彼女から此度の件について、全てを聞かせていただきました。
然し、事故の状況については余り詳しくお話されなかったものですから。
…お優しいローザ様の事だから、この事件についてきっと誰かを庇っているんだと思ったのです。
失礼を承知でお尋ねしますが…もしかして、事故の原因は貴方ですか?」
「………そうだ。俺がローザに魔法をぶつけてしまったんだ。」
「一体なぜ…。」
突然の問い掛けにも表情を変えず、淡々と答えるその姿に僕の心はぐちゃぐちゃに乱されていく。
「貴方ほどの方がどうして……許しませんよ、僕は。
理由はどうであれ、貴方が彼女を傷つけた事実は変わらないのですから。」
「あぁ。それでいい。」
周囲から頭一つ抜きん出た彼の事を、陰ながらとても尊敬していたのだ。───だからこそ悔しかった。

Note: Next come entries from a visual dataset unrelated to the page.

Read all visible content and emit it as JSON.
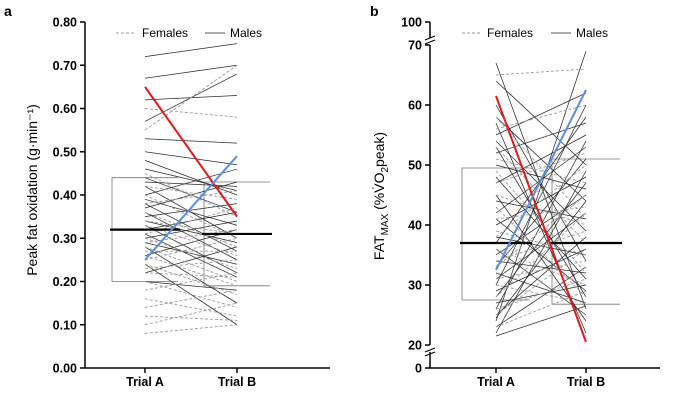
{
  "chart_data": [
    {
      "type": "line",
      "panel": "a",
      "ylabel": "Peak fat oxidation  (g·min⁻¹)",
      "ylim": [
        0,
        0.8
      ],
      "yticks": [
        "0.00",
        "0.10",
        "0.20",
        "0.30",
        "0.40",
        "0.50",
        "0.60",
        "0.70",
        "0.80"
      ],
      "categories": [
        "Trial A",
        "Trial B"
      ],
      "legend": [
        "Females",
        "Males"
      ],
      "legend_position": "top",
      "box": {
        "trial_a": [
          0.2,
          0.44
        ],
        "trial_b": [
          0.19,
          0.43
        ]
      },
      "means": [
        0.32,
        0.31
      ],
      "series": [
        {
          "name": "Males",
          "values": [
            0.72,
            0.75
          ]
        },
        {
          "name": "Males",
          "values": [
            0.67,
            0.7
          ]
        },
        {
          "name": "Males",
          "values": [
            0.57,
            0.68
          ]
        },
        {
          "name": "Males",
          "values": [
            0.62,
            0.63
          ]
        },
        {
          "name": "Females",
          "values": [
            0.55,
            0.7
          ]
        },
        {
          "name": "Females",
          "values": [
            0.6,
            0.58
          ]
        },
        {
          "name": "Males",
          "values": [
            0.53,
            0.52
          ]
        },
        {
          "name": "Males",
          "values": [
            0.5,
            0.47
          ]
        },
        {
          "name": "Males",
          "values": [
            0.48,
            0.4
          ]
        },
        {
          "name": "Males",
          "values": [
            0.46,
            0.41
          ]
        },
        {
          "name": "Males",
          "values": [
            0.44,
            0.36
          ]
        },
        {
          "name": "Males",
          "values": [
            0.43,
            0.42
          ]
        },
        {
          "name": "Males",
          "values": [
            0.42,
            0.3
          ]
        },
        {
          "name": "Males",
          "values": [
            0.4,
            0.46
          ]
        },
        {
          "name": "Males",
          "values": [
            0.39,
            0.33
          ]
        },
        {
          "name": "Males",
          "values": [
            0.38,
            0.27
          ]
        },
        {
          "name": "Males",
          "values": [
            0.37,
            0.43
          ]
        },
        {
          "name": "Males",
          "values": [
            0.36,
            0.25
          ]
        },
        {
          "name": "Males",
          "values": [
            0.35,
            0.38
          ]
        },
        {
          "name": "Males",
          "values": [
            0.34,
            0.29
          ]
        },
        {
          "name": "Males",
          "values": [
            0.33,
            0.22
          ]
        },
        {
          "name": "Males",
          "values": [
            0.32,
            0.36
          ]
        },
        {
          "name": "Males",
          "values": [
            0.31,
            0.21
          ]
        },
        {
          "name": "Males",
          "values": [
            0.3,
            0.34
          ]
        },
        {
          "name": "Males",
          "values": [
            0.29,
            0.24
          ]
        },
        {
          "name": "Males",
          "values": [
            0.28,
            0.15
          ]
        },
        {
          "name": "Males",
          "values": [
            0.26,
            0.32
          ]
        },
        {
          "name": "Males",
          "values": [
            0.24,
            0.1
          ]
        },
        {
          "name": "Males",
          "values": [
            0.22,
            0.28
          ]
        },
        {
          "name": "Males",
          "values": [
            0.2,
            0.18
          ]
        },
        {
          "name": "Females",
          "values": [
            0.45,
            0.35
          ]
        },
        {
          "name": "Females",
          "values": [
            0.42,
            0.39
          ]
        },
        {
          "name": "Females",
          "values": [
            0.4,
            0.3
          ]
        },
        {
          "name": "Females",
          "values": [
            0.38,
            0.41
          ]
        },
        {
          "name": "Females",
          "values": [
            0.36,
            0.28
          ]
        },
        {
          "name": "Females",
          "values": [
            0.34,
            0.31
          ]
        },
        {
          "name": "Females",
          "values": [
            0.33,
            0.26
          ]
        },
        {
          "name": "Females",
          "values": [
            0.31,
            0.37
          ]
        },
        {
          "name": "Females",
          "values": [
            0.3,
            0.23
          ]
        },
        {
          "name": "Females",
          "values": [
            0.29,
            0.32
          ]
        },
        {
          "name": "Females",
          "values": [
            0.28,
            0.2
          ]
        },
        {
          "name": "Females",
          "values": [
            0.27,
            0.27
          ]
        },
        {
          "name": "Females",
          "values": [
            0.26,
            0.19
          ]
        },
        {
          "name": "Females",
          "values": [
            0.25,
            0.3
          ]
        },
        {
          "name": "Females",
          "values": [
            0.24,
            0.17
          ]
        },
        {
          "name": "Females",
          "values": [
            0.23,
            0.25
          ]
        },
        {
          "name": "Females",
          "values": [
            0.22,
            0.21
          ]
        },
        {
          "name": "Females",
          "values": [
            0.2,
            0.14
          ]
        },
        {
          "name": "Females",
          "values": [
            0.18,
            0.22
          ]
        },
        {
          "name": "Females",
          "values": [
            0.16,
            0.12
          ]
        },
        {
          "name": "Females",
          "values": [
            0.14,
            0.18
          ]
        },
        {
          "name": "Females",
          "values": [
            0.12,
            0.11
          ]
        },
        {
          "name": "Females",
          "values": [
            0.1,
            0.15
          ]
        },
        {
          "name": "Females",
          "values": [
            0.08,
            0.1
          ]
        },
        {
          "name": "Males",
          "values": [
            0.65,
            0.35
          ],
          "color": "#e31a1c",
          "highlight": true
        },
        {
          "name": "Males",
          "values": [
            0.25,
            0.49
          ],
          "color": "#5b8fdf",
          "highlight": true
        }
      ]
    },
    {
      "type": "line",
      "panel": "b",
      "ylabel": "FAT",
      "ylabel_sub": "MAX",
      "ylabel_rest": "  (%V̇O",
      "ylabel_sub2": "2",
      "ylabel_end": "peak)",
      "ylim": [
        20,
        70
      ],
      "axis_break": true,
      "yticks": [
        "20",
        "30",
        "40",
        "50",
        "60",
        "70"
      ],
      "yticks_extra": [
        "0",
        "100"
      ],
      "categories": [
        "Trial A",
        "Trial B"
      ],
      "legend": [
        "Females",
        "Males"
      ],
      "legend_position": "top",
      "box": {
        "trial_a": [
          27.5,
          49.5
        ],
        "trial_b": [
          26.8,
          51.0
        ]
      },
      "means": [
        37.0,
        37.0
      ],
      "series": [
        {
          "name": "Males",
          "values": [
            67.0,
            26.0
          ]
        },
        {
          "name": "Males",
          "values": [
            64.0,
            50.0
          ]
        },
        {
          "name": "Males",
          "values": [
            60.0,
            34.0
          ]
        },
        {
          "name": "Males",
          "values": [
            58.0,
            44.0
          ]
        },
        {
          "name": "Males",
          "values": [
            57.0,
            22.0
          ]
        },
        {
          "name": "Males",
          "values": [
            55.0,
            62.0
          ]
        },
        {
          "name": "Males",
          "values": [
            54.0,
            39.0
          ]
        },
        {
          "name": "Males",
          "values": [
            53.0,
            28.0
          ]
        },
        {
          "name": "Males",
          "values": [
            52.0,
            57.0
          ]
        },
        {
          "name": "Males",
          "values": [
            50.0,
            46.0
          ]
        },
        {
          "name": "Males",
          "values": [
            48.0,
            31.0
          ]
        },
        {
          "name": "Males",
          "values": [
            47.0,
            55.0
          ]
        },
        {
          "name": "Males",
          "values": [
            45.0,
            24.0
          ]
        },
        {
          "name": "Males",
          "values": [
            44.0,
            41.0
          ]
        },
        {
          "name": "Males",
          "values": [
            42.0,
            53.0
          ]
        },
        {
          "name": "Males",
          "values": [
            41.0,
            29.0
          ]
        },
        {
          "name": "Males",
          "values": [
            40.0,
            48.0
          ]
        },
        {
          "name": "Males",
          "values": [
            38.0,
            35.0
          ]
        },
        {
          "name": "Males",
          "values": [
            37.0,
            58.0
          ]
        },
        {
          "name": "Males",
          "values": [
            36.0,
            25.0
          ]
        },
        {
          "name": "Males",
          "values": [
            35.0,
            45.0
          ]
        },
        {
          "name": "Males",
          "values": [
            34.0,
            32.0
          ]
        },
        {
          "name": "Males",
          "values": [
            33.0,
            51.0
          ]
        },
        {
          "name": "Males",
          "values": [
            32.0,
            27.0
          ]
        },
        {
          "name": "Males",
          "values": [
            31.0,
            42.0
          ]
        },
        {
          "name": "Males",
          "values": [
            30.0,
            60.0
          ]
        },
        {
          "name": "Males",
          "values": [
            29.0,
            36.0
          ]
        },
        {
          "name": "Males",
          "values": [
            28.0,
            47.0
          ]
        },
        {
          "name": "Males",
          "values": [
            27.0,
            30.0
          ]
        },
        {
          "name": "Males",
          "values": [
            26.0,
            54.0
          ]
        },
        {
          "name": "Males",
          "values": [
            25.0,
            38.0
          ]
        },
        {
          "name": "Males",
          "values": [
            24.5,
            44.0
          ]
        },
        {
          "name": "Males",
          "values": [
            24.0,
            69.0
          ]
        },
        {
          "name": "Males",
          "values": [
            23.0,
            33.0
          ]
        },
        {
          "name": "Males",
          "values": [
            22.0,
            49.0
          ]
        },
        {
          "name": "Males",
          "values": [
            21.5,
            26.5
          ]
        },
        {
          "name": "Females",
          "values": [
            65.0,
            66.0
          ]
        },
        {
          "name": "Females",
          "values": [
            58.0,
            41.0
          ]
        },
        {
          "name": "Females",
          "values": [
            56.0,
            60.0
          ]
        },
        {
          "name": "Females",
          "values": [
            53.0,
            37.0
          ]
        },
        {
          "name": "Females",
          "values": [
            51.0,
            47.0
          ]
        },
        {
          "name": "Females",
          "values": [
            49.0,
            32.0
          ]
        },
        {
          "name": "Females",
          "values": [
            47.0,
            52.0
          ]
        },
        {
          "name": "Females",
          "values": [
            45.0,
            40.0
          ]
        },
        {
          "name": "Females",
          "values": [
            43.0,
            28.0
          ]
        },
        {
          "name": "Females",
          "values": [
            41.0,
            43.0
          ]
        },
        {
          "name": "Females",
          "values": [
            39.0,
            35.0
          ]
        },
        {
          "name": "Females",
          "values": [
            38.0,
            50.0
          ]
        },
        {
          "name": "Females",
          "values": [
            36.0,
            30.0
          ]
        },
        {
          "name": "Females",
          "values": [
            34.0,
            39.0
          ]
        },
        {
          "name": "Females",
          "values": [
            33.0,
            45.0
          ]
        },
        {
          "name": "Females",
          "values": [
            31.0,
            34.0
          ]
        },
        {
          "name": "Females",
          "values": [
            30.0,
            27.0
          ]
        },
        {
          "name": "Females",
          "values": [
            28.0,
            42.0
          ]
        },
        {
          "name": "Females",
          "values": [
            26.0,
            31.0
          ]
        },
        {
          "name": "Females",
          "values": [
            25.0,
            36.0
          ]
        },
        {
          "name": "Females",
          "values": [
            23.0,
            29.0
          ]
        },
        {
          "name": "Males",
          "values": [
            61.5,
            20.5
          ],
          "color": "#e31a1c",
          "highlight": true
        },
        {
          "name": "Males",
          "values": [
            32.5,
            62.5
          ],
          "color": "#5b8fdf",
          "highlight": true
        }
      ]
    }
  ]
}
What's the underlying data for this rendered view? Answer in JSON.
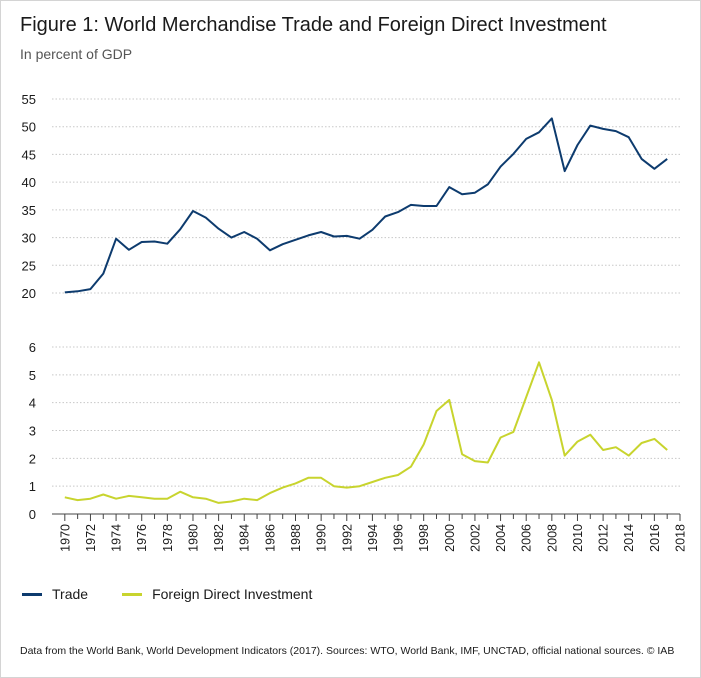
{
  "title": "Figure 1: World Merchandise Trade and Foreign Direct Investment",
  "subtitle": "In percent of GDP",
  "source": "Data from the World Bank, World Development Indicators (2017). Sources: WTO, World Bank, IMF, UNCTAD, official national sources. © IAB",
  "colors": {
    "trade": "#0d3b6e",
    "fdi": "#c8d42e",
    "grid": "#c8c8c8",
    "axis": "#444444"
  },
  "legend": [
    {
      "name": "Trade",
      "color": "#0d3b6e"
    },
    {
      "name": "Foreign Direct Investment",
      "color": "#c8d42e"
    }
  ],
  "chart_data": [
    {
      "type": "line",
      "series": [
        {
          "name": "Trade",
          "x": [
            1970,
            1971,
            1972,
            1973,
            1974,
            1975,
            1976,
            1977,
            1978,
            1979,
            1980,
            1981,
            1982,
            1983,
            1984,
            1985,
            1986,
            1987,
            1988,
            1989,
            1990,
            1991,
            1992,
            1993,
            1994,
            1995,
            1996,
            1997,
            1998,
            1999,
            2000,
            2001,
            2002,
            2003,
            2004,
            2005,
            2006,
            2007,
            2008,
            2009,
            2010,
            2011,
            2012,
            2013,
            2014,
            2015,
            2016,
            2017
          ],
          "values": [
            20.1,
            20.3,
            20.7,
            23.5,
            29.8,
            27.8,
            29.2,
            29.3,
            28.9,
            31.5,
            34.8,
            33.6,
            31.6,
            30.0,
            31.0,
            29.8,
            27.7,
            28.8,
            29.6,
            30.4,
            31.0,
            30.2,
            30.3,
            29.8,
            31.4,
            33.8,
            34.6,
            35.9,
            35.7,
            35.7,
            39.1,
            37.8,
            38.1,
            39.6,
            42.8,
            45.1,
            47.8,
            49.0,
            51.5,
            42.0,
            46.7,
            50.2,
            49.6,
            49.2,
            48.1,
            44.2,
            42.4,
            44.2
          ]
        }
      ],
      "yticks": [
        20,
        25,
        30,
        35,
        40,
        45,
        50,
        55
      ],
      "ylim": [
        20,
        55
      ],
      "grid": true
    },
    {
      "type": "line",
      "series": [
        {
          "name": "Foreign Direct Investment",
          "x": [
            1970,
            1971,
            1972,
            1973,
            1974,
            1975,
            1976,
            1977,
            1978,
            1979,
            1980,
            1981,
            1982,
            1983,
            1984,
            1985,
            1986,
            1987,
            1988,
            1989,
            1990,
            1991,
            1992,
            1993,
            1994,
            1995,
            1996,
            1997,
            1998,
            1999,
            2000,
            2001,
            2002,
            2003,
            2004,
            2005,
            2006,
            2007,
            2008,
            2009,
            2010,
            2011,
            2012,
            2013,
            2014,
            2015,
            2016,
            2017
          ],
          "values": [
            0.6,
            0.5,
            0.55,
            0.7,
            0.55,
            0.65,
            0.6,
            0.55,
            0.55,
            0.8,
            0.6,
            0.55,
            0.4,
            0.45,
            0.55,
            0.5,
            0.75,
            0.95,
            1.1,
            1.3,
            1.3,
            1.0,
            0.95,
            1.0,
            1.15,
            1.3,
            1.4,
            1.7,
            2.5,
            3.7,
            4.1,
            2.15,
            1.9,
            1.85,
            2.75,
            2.95,
            4.2,
            5.45,
            4.1,
            2.1,
            2.6,
            2.85,
            2.3,
            2.4,
            2.1,
            2.55,
            2.7,
            2.3
          ]
        }
      ],
      "yticks": [
        0,
        1,
        2,
        3,
        4,
        5,
        6
      ],
      "ylim": [
        0,
        6
      ],
      "grid": true
    }
  ],
  "x_axis": {
    "tick_labels": [
      "1970",
      "1972",
      "1974",
      "1976",
      "1978",
      "1980",
      "1982",
      "1984",
      "1986",
      "1988",
      "1990",
      "1992",
      "1994",
      "1996",
      "1998",
      "2000",
      "2002",
      "2004",
      "2006",
      "2008",
      "2010",
      "2012",
      "2014",
      "2016",
      "2018"
    ],
    "xlim": [
      1969,
      2018
    ]
  }
}
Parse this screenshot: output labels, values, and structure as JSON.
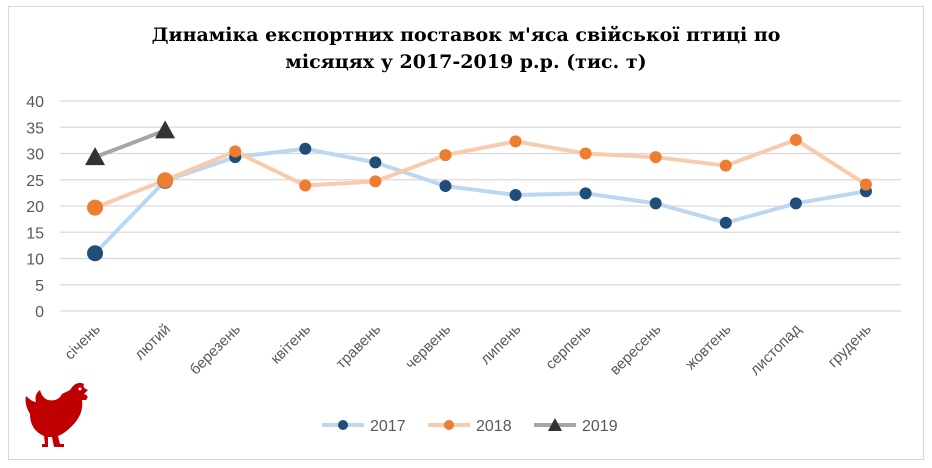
{
  "chart_data": {
    "type": "line",
    "title": "Динаміка експортних поставок м'яса свійської птиці по місяцях у 2017-2019 р.р. (тис. т)",
    "title_lines": [
      "Динаміка експортних поставок м'яса свійської птиці по",
      "місяцях у 2017-2019 р.р. (тис. т)"
    ],
    "categories": [
      "січень",
      "лютий",
      "березень",
      "квітень",
      "травень",
      "червень",
      "липень",
      "серпень",
      "вересень",
      "жовтень",
      "листопад",
      "грудень"
    ],
    "yticks": [
      "0",
      "5",
      "10",
      "15",
      "20",
      "25",
      "30",
      "35",
      "40"
    ],
    "ylim": [
      0,
      40
    ],
    "grid": true,
    "legend": "bottom",
    "series": [
      {
        "name": "2017",
        "line_color": "#bdd7ee",
        "marker_color": "#1f4e79",
        "marker": "circle",
        "values": [
          11.0,
          24.8,
          29.3,
          30.9,
          28.3,
          23.8,
          22.1,
          22.4,
          20.5,
          16.8,
          20.5,
          22.8
        ]
      },
      {
        "name": "2018",
        "line_color": "#f8cbad",
        "marker_color": "#ed7d31",
        "marker": "circle",
        "values": [
          19.7,
          24.9,
          30.4,
          23.9,
          24.7,
          29.7,
          32.3,
          30.0,
          29.3,
          27.7,
          32.6,
          24.1
        ]
      },
      {
        "name": "2019",
        "line_color": "#a6a6a6",
        "marker_color": "#333333",
        "marker": "triangle",
        "values": [
          29.3,
          34.4,
          null,
          null,
          null,
          null,
          null,
          null,
          null,
          null,
          null,
          null
        ]
      }
    ]
  },
  "decoration": {
    "icon": "rooster-icon",
    "color": "#c00000"
  }
}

己からの叱責に表情ひとつ変えず、弁解の言葉すら口にしないそんな姿に酷く裏切られた心地で、そのことにもどかしさすら覚える。
そんな彼が彼女の1番近くにいる事でさえ、今はただ苛立ってしまう。
彼女が望むなら今すぐにでも連れ去ってしまうのに。僕なら貴方を絶対に傷つけたりしない。
「──ッもう行きます。2人を待たせていますので。
…急に呼び止めてしまいすみませんでした。
それでは、失礼します。」
僕は一礼をすると、彼の存在を振り切るように足早にその場を後にした。